Она протянула руку к бабушкиному лицу, и вроде как бы поправила платок на её голове.
- Тебе уж на седьмой десяток покатило?.. бегут годочки, как горные ручеёчки…
Матушка Феодосия вздохнула, и с мягкой простотой добавила:
- Пойдемте, сестра Акилина устроит вас, - и она указала на подходившую к нам монашку.
НАШИ ПОСЛУШАНИЯ
Оказывается, в монастыре тоже работают, а я думала - только молятся. И работа называется послушанием. У каждого своё послушание. В швейной мастерской мать Мариамна с двумя помощницами шьёт для всех сестёр облачения. Монашеская одежда называется облачением. Это не простая одежда, как у нас с вами. Ею в таинстве пострижении избранницу облачает Сам Господь Иисус Христос, потому что монахиня становится невестой Христовой. Так мне матушка Мариамна сказала, когда я спросила:
«А почему здесь все в таких странных одеждах ходят?»

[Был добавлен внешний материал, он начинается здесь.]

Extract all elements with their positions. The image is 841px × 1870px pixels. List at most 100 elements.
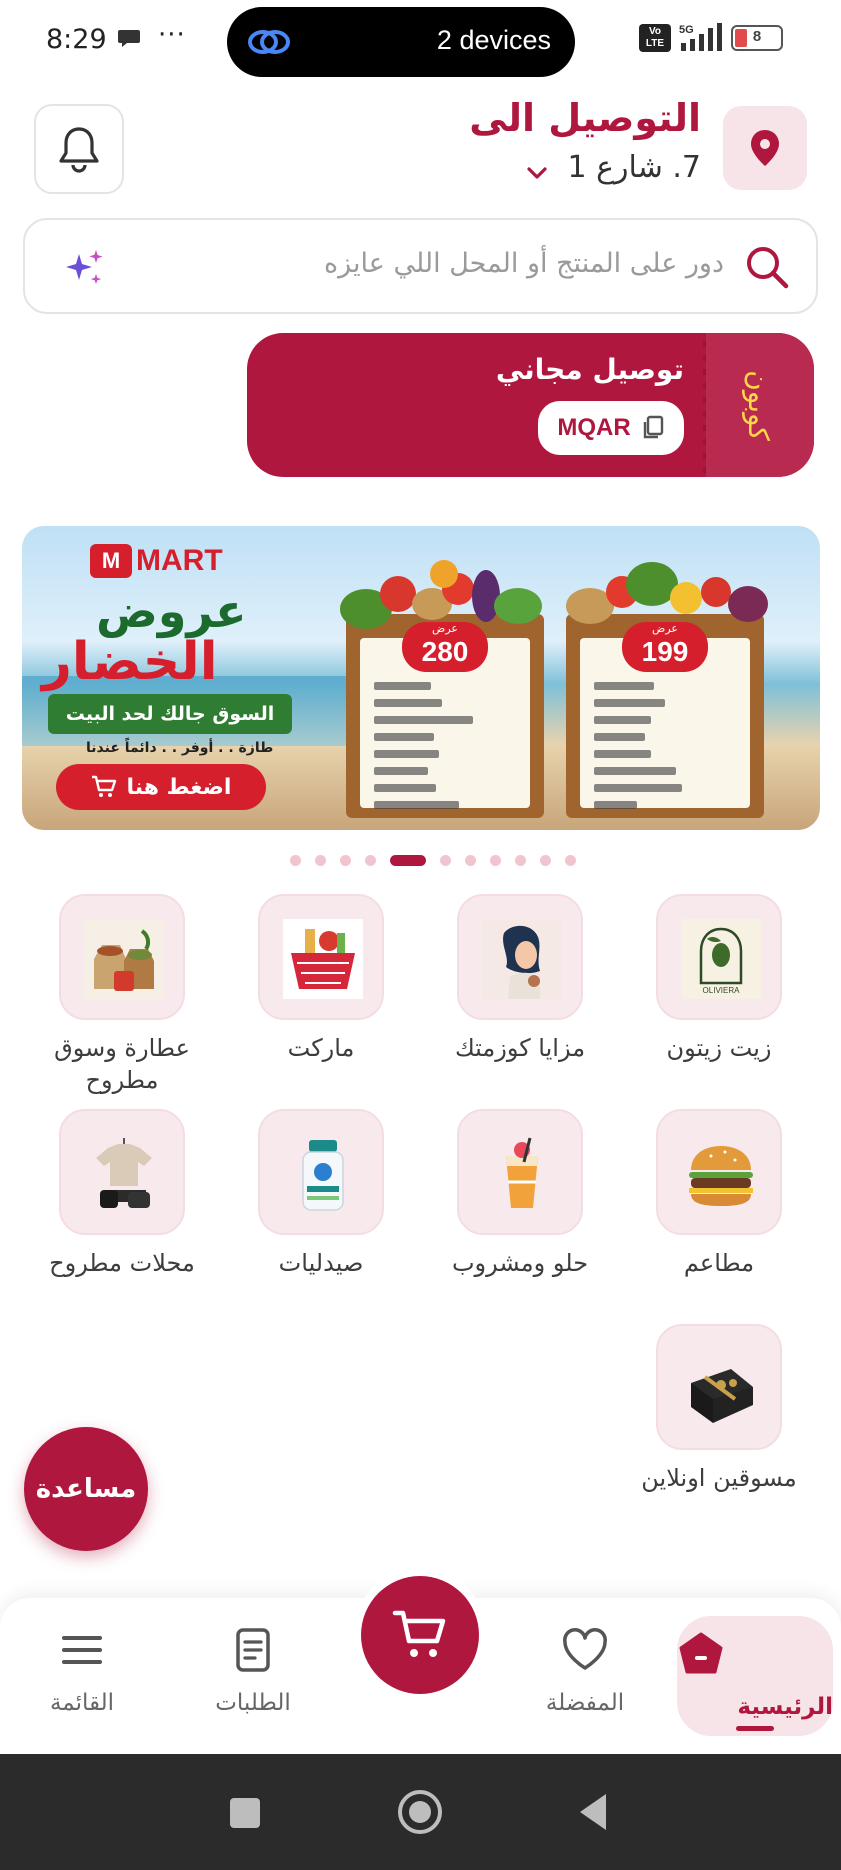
status-bar: 8:29 ··· 2 devices Vo LTE 5G 8 <box>0 0 841 84</box>
carousel-dot[interactable] <box>315 855 326 866</box>
category-tile <box>457 1109 583 1235</box>
search-input[interactable]: دور على المنتج أو المحل اللي عايزه <box>324 248 724 279</box>
category-restaurants[interactable]: مطاعم <box>629 1109 809 1279</box>
category-olive-oil[interactable]: OLIVIERA زيت زيتون <box>629 894 809 1064</box>
category-tile: OLIVIERA <box>656 894 782 1020</box>
notifications-button[interactable] <box>34 104 124 194</box>
coupon-side-label: كوبون <box>741 369 775 441</box>
medicine-bottle-icon <box>302 1140 344 1211</box>
active-indicator <box>736 1726 774 1731</box>
recent-apps-icon[interactable] <box>220 1788 268 1836</box>
banner-tagline: طازة . . أوفر . . دائماً عندنا <box>86 740 274 756</box>
copy-coupon-code-button[interactable]: MQAR <box>538 401 684 455</box>
bell-icon <box>59 127 99 173</box>
grocery-basket-icon <box>283 919 363 999</box>
carousel-dot[interactable] <box>290 855 301 866</box>
category-market[interactable]: ماركت <box>231 894 411 1064</box>
delivery-address[interactable]: 7. شارع 1 <box>568 150 701 185</box>
nav-menu-label: القائمة <box>49 1690 115 1716</box>
nav-favorites-label: المفضلة <box>545 1690 625 1716</box>
chat-notification-icon <box>118 30 140 47</box>
nav-home[interactable]: الرئيسية <box>677 1616 833 1736</box>
home-system-icon[interactable] <box>396 1788 444 1836</box>
ai-sparkle-icon[interactable] <box>63 246 107 290</box>
crate-offer-label: عرض <box>432 622 458 635</box>
signal-5g-icon: 5G <box>679 23 722 51</box>
carousel-dot-active[interactable] <box>390 855 426 866</box>
nav-orders[interactable]: الطلبات <box>178 1626 328 1716</box>
status-time: 8:29 <box>46 24 107 55</box>
deliver-to-label: التوصيل الى <box>469 96 701 140</box>
heart-icon <box>563 1628 607 1670</box>
connected-devices-pill[interactable]: 2 devices <box>227 7 575 77</box>
mart-m-mark: M <box>90 544 132 578</box>
price-crate: عرض 199 <box>566 562 768 818</box>
volte-icon: Vo LTE <box>639 24 671 52</box>
orders-list-icon <box>236 1628 270 1672</box>
home-icon <box>679 1632 723 1674</box>
gift-box-icon <box>691 1369 753 1423</box>
category-label: عطارة وسوق مطروح <box>54 1034 190 1094</box>
carousel-dot[interactable] <box>440 855 451 866</box>
category-sweets-drinks[interactable]: حلو ومشروب <box>430 1109 610 1279</box>
battery-icon: 8 <box>731 25 783 51</box>
banner-cta-button[interactable]: اضغط هنا <box>56 764 266 810</box>
drink-cup-icon <box>506 1137 538 1208</box>
category-tile <box>457 894 583 1020</box>
banner-cta-label: اضغط هنا <box>126 774 232 800</box>
carousel-dot[interactable] <box>515 855 526 866</box>
clothes-shop-icon <box>96 1138 152 1208</box>
category-online-sellers[interactable]: مسوقين اونلاين <box>629 1324 809 1494</box>
promo-banner[interactable]: M MART عروض الخضار السوق جالك لحد البيت … <box>22 526 820 830</box>
category-tile <box>258 894 384 1020</box>
banner-headline-vegetables: الخضار <box>42 632 218 692</box>
banner-headline-offers: عروض <box>96 584 247 638</box>
category-label: ماركت <box>287 1034 355 1062</box>
svg-text:OLIVIERA: OLIVIERA <box>703 986 741 995</box>
devices-count: 2 devices <box>436 25 551 55</box>
category-matrouh-shops[interactable]: محلات مطروح <box>32 1109 212 1279</box>
free-delivery-coupon[interactable]: كوبون توصيل مجاني MQAR <box>247 333 814 477</box>
more-notifications-icon: ··· <box>158 20 186 50</box>
crate-price: 199 <box>641 636 689 667</box>
crate-offer-label: عرض <box>652 622 678 635</box>
search-bar[interactable]: دور على المنتج أو المحل اللي عايزه <box>23 218 818 314</box>
burger-icon <box>689 1146 753 1206</box>
hamburger-menu-icon <box>62 1636 102 1664</box>
category-spices[interactable]: عطارة وسوق مطروح <box>32 894 212 1096</box>
crate-price-badge: عرض 199 <box>622 622 708 672</box>
category-tile <box>656 1324 782 1450</box>
coupon-code: MQAR <box>557 414 631 441</box>
category-label: محلات مطروح <box>49 1249 195 1277</box>
nav-favorites[interactable]: المفضلة <box>510 1626 660 1716</box>
vegetables-illustration <box>566 562 768 624</box>
category-label: زيت زيتون <box>666 1034 772 1062</box>
cart-button[interactable] <box>361 1576 479 1694</box>
category-label: مسوقين اونلاين <box>641 1464 797 1492</box>
crate-price: 280 <box>421 636 469 667</box>
carousel-dot[interactable] <box>365 855 376 866</box>
location-pin-icon <box>751 130 779 166</box>
system-status-icons: Vo LTE 5G 8 <box>639 22 783 54</box>
carousel-dot[interactable] <box>565 855 576 866</box>
category-label: مزايا كوزمتك <box>454 1034 586 1062</box>
chevron-down-icon[interactable] <box>524 160 550 186</box>
category-label: صيدليات <box>278 1249 364 1277</box>
carousel-dot[interactable] <box>490 855 501 866</box>
carousel-dot[interactable] <box>540 855 551 866</box>
carousel-pagination[interactable] <box>0 853 841 867</box>
help-button[interactable]: مساعدة <box>24 1427 148 1551</box>
nav-menu[interactable]: القائمة <box>7 1626 157 1716</box>
carousel-dot[interactable] <box>465 855 476 866</box>
copy-icon <box>643 415 663 439</box>
back-icon[interactable] <box>570 1788 618 1836</box>
category-cosmetics[interactable]: مزايا كوزمتك <box>430 894 610 1064</box>
category-tile <box>59 894 185 1020</box>
price-crate: عرض 280 <box>340 560 544 818</box>
olive-oil-logo-icon: OLIVIERA <box>681 919 761 999</box>
carousel-dot[interactable] <box>340 855 351 866</box>
battery-level: 8 <box>752 28 762 45</box>
category-label: مطاعم <box>683 1249 755 1277</box>
location-button[interactable] <box>723 106 807 190</box>
category-pharmacies[interactable]: صيدليات <box>231 1109 411 1279</box>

Ещё есть иконописная мастерская. Нам здесь особенно понравилось, потому что птичек разных много – целая стенка в птичьих вольерах. Какие они замечательные! Тут и родственники нашего Микеши есть, волнистые попугайчики, а ещё красивые разноцветные американские и африканские маленькие птички, я даже и не запомнила их названия. Для Аришки это было настоящим счастьем, она любит всякую живность. Как увидела птиц, так сразу и заподпрыгивала:
- Хочу это послушание!.. Хочу это послушание!
Мать Рахиль, начальница мастерской, высокая, красивая монахиня, тепло-тепло посмотрела на нас, хоть и ласково, но в глубине глаз её запряталась строжинки:
- У нас послушания не выбирают, на них, как особой милостью отмеченных, матушка Феодосия сама сестер благословляет… а в этой мастерской не птички главное, а иконы.
И, правда, мы загляделись на пернатых, а сколько здесь икон: и больших, и маленьких, и огромных, темных, их монахини реставрируют. А птички… они, наверное, помогают им работать и отдыхать.
Ещё во дворе есть мастерская, где маленькие глиняные игрушки делают: старенький дедушка с медведем, послушница с большими сумками, на одной написано – терпение, а на другой – смирение. Монахиня с пяльцами сидит на бревнышке, вышивает…
- А правда, что человек может медведя из рук кормить, и не испугаться? – Спрашиваю.
- Правда, - это не простой, а святой человек, батюшка Серафим Саровский.
- А кому эти игрушки вы делаете? – Аришка берёт глиняную заготовку. Мать Феофила осторожно забирает её из рук Аришки, ставит на место, а сестру подводит к большой круглой печке. – Здесь обжигаем глиняные поделки, когда они хорошо просохнут, потом с сестрами их расписываем и снова обжигаем, чтобы прочными были и красивыми.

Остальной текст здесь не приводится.